Step 3: Performance formula

Max memory ≈ queue length × avg log size
Recommended queue depth = peak TPS × tolerated latency (seconds)
Example: 10000 TPS × 0.5s ⇒ 5000 queue size

Risk mitigation:

Monitor queue usage, alert at 80%.

Prevent OOM by restricting large toString() calls.

Provide JMX switch to revert to synchronous mode quickly.

Rule 7: Traceability Across Services

Cross‑service calls lose log correlation; inject a traceId.

// Interceptor injects traceId
MDC.put("traceId", UUID.randomUUID().toString().substring(0,8));
// Log pattern includes traceId
%d{HH:mm:ss} |%X{traceId}| %msg%n

Now logs can be linked end‑to‑end via traceId.

Rule 8: Dynamic Log Level Adjustment

During incidents we may need to enable DEBUG without restarting.

@GetMapping("/logLevel")
public String changeLogLevel(@RequestParam String loggerName, @RequestParam String level) {
    Logger logger = (Logger) LoggerFactory.getLogger(loggerName);
    logger.setLevel(Level.valueOf(level)); // takes effect immediately
    return "OK";
}

Dynamic control avoids service restarts.

Rule 9: Structured Storage

Plain text logs are hard to query.

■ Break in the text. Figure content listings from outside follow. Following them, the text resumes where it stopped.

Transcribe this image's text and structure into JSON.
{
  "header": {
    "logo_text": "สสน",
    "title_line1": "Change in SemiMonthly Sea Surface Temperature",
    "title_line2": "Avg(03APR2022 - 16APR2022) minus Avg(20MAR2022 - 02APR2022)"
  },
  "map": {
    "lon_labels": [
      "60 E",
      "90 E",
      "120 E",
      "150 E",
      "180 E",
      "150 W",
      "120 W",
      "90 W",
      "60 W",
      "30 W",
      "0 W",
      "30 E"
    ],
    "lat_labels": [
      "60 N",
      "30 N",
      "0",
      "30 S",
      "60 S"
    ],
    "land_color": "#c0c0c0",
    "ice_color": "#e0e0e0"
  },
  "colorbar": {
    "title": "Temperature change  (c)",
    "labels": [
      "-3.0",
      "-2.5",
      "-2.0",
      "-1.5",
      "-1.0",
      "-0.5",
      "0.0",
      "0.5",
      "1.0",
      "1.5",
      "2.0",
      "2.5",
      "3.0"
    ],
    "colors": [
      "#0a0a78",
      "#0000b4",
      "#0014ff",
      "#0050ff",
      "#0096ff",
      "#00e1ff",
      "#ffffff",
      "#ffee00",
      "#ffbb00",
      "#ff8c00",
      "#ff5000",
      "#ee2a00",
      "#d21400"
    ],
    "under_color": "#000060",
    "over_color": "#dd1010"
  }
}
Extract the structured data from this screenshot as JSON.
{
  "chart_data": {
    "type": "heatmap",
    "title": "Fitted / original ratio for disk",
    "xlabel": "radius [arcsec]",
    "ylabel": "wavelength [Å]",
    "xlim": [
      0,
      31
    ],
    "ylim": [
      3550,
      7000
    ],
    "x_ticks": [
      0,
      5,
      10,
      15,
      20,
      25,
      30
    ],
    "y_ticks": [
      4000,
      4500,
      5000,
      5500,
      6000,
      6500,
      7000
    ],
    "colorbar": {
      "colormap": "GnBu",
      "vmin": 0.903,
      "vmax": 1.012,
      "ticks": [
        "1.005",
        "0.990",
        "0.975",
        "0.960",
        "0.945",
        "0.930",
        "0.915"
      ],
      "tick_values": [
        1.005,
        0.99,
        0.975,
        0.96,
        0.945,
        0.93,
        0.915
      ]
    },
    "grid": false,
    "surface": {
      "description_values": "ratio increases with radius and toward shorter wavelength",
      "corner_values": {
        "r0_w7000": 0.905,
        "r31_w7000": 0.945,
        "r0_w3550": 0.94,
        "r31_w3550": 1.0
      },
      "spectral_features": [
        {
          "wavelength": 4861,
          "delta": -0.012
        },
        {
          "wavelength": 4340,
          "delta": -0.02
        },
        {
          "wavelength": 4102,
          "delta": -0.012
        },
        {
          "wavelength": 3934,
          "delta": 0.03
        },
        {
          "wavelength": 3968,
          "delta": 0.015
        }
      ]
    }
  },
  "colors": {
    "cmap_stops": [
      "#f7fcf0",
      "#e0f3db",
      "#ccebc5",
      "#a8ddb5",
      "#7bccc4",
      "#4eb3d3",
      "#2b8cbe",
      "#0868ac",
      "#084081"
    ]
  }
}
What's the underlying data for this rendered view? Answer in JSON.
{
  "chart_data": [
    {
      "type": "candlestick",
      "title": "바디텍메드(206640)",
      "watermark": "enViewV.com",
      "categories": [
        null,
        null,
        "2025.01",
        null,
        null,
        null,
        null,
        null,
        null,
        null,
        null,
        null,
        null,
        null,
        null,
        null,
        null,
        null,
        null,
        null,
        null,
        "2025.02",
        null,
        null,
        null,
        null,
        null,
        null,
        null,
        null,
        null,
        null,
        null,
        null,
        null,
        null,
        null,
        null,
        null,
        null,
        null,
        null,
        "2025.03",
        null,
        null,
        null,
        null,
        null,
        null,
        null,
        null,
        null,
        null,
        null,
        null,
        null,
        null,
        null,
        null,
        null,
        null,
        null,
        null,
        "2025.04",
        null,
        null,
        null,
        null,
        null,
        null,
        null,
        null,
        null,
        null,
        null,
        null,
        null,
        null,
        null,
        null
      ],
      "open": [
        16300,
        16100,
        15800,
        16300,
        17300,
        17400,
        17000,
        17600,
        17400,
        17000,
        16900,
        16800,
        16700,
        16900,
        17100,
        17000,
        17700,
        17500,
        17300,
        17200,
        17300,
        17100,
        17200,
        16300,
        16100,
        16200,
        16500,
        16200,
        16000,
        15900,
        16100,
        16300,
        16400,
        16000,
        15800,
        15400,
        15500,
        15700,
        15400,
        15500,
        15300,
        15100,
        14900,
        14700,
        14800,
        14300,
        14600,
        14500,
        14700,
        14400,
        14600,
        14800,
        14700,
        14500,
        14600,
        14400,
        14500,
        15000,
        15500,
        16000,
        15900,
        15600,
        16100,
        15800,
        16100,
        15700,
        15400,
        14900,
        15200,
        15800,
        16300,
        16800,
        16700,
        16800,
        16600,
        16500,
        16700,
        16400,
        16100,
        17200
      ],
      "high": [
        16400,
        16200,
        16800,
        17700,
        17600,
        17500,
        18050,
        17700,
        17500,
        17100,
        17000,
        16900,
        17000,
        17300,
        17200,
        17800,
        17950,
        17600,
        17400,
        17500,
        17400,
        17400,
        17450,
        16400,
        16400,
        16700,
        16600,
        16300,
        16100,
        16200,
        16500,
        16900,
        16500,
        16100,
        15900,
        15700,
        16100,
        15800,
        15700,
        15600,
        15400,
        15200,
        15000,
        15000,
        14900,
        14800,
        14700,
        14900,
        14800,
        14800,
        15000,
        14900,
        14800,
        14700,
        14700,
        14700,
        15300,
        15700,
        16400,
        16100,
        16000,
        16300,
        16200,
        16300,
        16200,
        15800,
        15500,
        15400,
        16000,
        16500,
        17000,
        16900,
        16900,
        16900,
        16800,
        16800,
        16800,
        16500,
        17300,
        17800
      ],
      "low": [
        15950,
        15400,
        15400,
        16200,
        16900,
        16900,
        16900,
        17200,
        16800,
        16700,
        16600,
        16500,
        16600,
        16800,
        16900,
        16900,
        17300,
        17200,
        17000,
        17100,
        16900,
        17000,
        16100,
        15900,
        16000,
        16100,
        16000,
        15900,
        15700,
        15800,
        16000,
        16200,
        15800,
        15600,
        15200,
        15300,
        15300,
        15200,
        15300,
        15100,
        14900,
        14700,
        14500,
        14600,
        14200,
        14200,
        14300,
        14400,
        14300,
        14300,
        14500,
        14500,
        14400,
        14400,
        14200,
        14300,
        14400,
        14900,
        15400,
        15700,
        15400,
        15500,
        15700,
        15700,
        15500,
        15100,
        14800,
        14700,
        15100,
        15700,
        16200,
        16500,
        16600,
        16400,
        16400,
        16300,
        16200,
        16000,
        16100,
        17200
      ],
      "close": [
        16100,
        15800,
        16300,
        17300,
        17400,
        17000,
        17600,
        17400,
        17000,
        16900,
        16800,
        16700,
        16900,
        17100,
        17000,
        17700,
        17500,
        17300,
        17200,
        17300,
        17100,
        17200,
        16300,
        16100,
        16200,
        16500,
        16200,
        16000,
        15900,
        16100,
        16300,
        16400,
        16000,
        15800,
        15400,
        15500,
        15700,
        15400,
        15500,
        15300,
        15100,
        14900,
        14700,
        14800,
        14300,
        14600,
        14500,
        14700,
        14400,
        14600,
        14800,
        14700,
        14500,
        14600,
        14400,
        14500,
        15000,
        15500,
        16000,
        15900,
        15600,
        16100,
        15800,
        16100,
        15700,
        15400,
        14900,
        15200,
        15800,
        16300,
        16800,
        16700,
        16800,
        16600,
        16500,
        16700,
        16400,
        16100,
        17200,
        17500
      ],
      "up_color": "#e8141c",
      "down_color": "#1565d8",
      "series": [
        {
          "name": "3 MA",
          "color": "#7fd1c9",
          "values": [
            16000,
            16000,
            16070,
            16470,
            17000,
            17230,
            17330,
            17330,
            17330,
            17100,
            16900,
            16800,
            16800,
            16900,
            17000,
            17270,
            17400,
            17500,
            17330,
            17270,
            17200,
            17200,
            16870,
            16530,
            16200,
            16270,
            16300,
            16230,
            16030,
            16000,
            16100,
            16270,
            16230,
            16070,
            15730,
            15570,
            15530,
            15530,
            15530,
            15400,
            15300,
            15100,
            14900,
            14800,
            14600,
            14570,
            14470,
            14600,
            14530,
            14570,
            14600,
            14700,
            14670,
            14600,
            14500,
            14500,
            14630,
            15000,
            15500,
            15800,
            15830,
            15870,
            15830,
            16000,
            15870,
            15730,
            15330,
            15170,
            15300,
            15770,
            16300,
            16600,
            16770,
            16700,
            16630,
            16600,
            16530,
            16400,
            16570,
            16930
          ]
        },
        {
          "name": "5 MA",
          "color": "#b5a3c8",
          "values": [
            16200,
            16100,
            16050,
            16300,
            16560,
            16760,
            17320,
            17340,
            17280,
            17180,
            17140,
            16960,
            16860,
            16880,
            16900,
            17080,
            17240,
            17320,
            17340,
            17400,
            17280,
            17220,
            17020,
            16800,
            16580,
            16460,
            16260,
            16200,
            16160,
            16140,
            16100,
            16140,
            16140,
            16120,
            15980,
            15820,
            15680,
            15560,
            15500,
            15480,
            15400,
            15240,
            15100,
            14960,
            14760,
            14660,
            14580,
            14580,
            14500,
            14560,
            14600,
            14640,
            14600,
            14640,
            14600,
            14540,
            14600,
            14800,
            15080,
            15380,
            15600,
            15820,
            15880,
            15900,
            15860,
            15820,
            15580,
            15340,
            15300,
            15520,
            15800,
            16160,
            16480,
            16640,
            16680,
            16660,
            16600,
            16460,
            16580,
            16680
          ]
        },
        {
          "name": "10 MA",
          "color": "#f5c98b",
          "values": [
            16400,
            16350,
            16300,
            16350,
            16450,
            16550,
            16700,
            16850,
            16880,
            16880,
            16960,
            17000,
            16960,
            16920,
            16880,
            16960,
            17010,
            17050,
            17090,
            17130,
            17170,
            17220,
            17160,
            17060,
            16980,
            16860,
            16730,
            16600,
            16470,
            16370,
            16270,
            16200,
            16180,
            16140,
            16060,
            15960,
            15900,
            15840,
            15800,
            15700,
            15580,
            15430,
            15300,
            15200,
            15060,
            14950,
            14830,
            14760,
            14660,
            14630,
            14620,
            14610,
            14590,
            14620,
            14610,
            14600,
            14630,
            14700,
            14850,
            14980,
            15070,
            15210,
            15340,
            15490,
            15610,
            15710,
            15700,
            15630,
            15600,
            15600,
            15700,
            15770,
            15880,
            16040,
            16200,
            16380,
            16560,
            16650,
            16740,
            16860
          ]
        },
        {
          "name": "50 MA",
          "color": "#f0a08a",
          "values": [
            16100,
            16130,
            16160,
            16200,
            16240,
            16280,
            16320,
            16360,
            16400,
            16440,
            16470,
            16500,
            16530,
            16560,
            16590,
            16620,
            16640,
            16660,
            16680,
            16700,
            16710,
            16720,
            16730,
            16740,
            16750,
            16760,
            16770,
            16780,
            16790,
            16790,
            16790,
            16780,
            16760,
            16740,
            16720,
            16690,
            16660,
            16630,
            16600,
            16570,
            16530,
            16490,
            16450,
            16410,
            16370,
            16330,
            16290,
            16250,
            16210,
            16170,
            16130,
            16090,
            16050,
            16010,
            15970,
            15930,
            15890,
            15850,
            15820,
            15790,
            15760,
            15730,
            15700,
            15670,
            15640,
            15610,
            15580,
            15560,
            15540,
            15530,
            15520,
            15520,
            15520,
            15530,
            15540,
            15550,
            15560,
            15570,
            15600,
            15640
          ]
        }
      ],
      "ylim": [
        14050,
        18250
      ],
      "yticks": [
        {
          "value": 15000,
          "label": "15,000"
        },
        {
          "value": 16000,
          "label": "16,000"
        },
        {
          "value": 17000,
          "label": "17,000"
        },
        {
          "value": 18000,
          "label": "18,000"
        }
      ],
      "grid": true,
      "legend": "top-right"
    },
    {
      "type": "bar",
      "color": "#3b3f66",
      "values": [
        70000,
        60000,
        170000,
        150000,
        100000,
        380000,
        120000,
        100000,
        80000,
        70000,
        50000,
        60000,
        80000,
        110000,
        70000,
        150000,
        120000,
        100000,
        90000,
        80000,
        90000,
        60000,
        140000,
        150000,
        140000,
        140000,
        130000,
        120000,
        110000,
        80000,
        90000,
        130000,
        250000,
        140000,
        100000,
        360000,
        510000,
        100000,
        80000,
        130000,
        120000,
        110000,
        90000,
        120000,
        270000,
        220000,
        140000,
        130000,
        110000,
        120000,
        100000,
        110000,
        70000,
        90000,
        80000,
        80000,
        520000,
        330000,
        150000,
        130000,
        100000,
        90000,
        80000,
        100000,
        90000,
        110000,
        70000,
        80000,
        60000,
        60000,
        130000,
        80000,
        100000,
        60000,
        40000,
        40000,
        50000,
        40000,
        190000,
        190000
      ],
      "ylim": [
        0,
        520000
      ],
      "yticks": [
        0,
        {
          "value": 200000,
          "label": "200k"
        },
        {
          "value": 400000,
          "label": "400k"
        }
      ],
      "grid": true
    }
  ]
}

Store logs as JSON.

{
  "event": "ORDER_CREATE",
  "orderId": 1001,
  "amount": 8999,
  "products": [{"name": "iPhone", "sku": "A123"}]
}

This makes data machine‑friendly and searchable.

Rule 10: Intelligent Monitoring

Example ELK alert rule:

ERROR logs continuously for 5 minutes > 100 entries → phone alert
WARN logs continuously for 1 hour → email notification

Integrating ELK with structured logs enables proactive alerts.

Conclusion

Three developer levels:

Bronze: System.out.println("error!")

Diamond: Standardized logs + ELK monitoring

King: Log‑driven code optimization, anomaly prediction, root‑cause AI models

Final soul‑searching question: When the next production incident occurs, can your logs help a newcomer locate the problem within five minutes?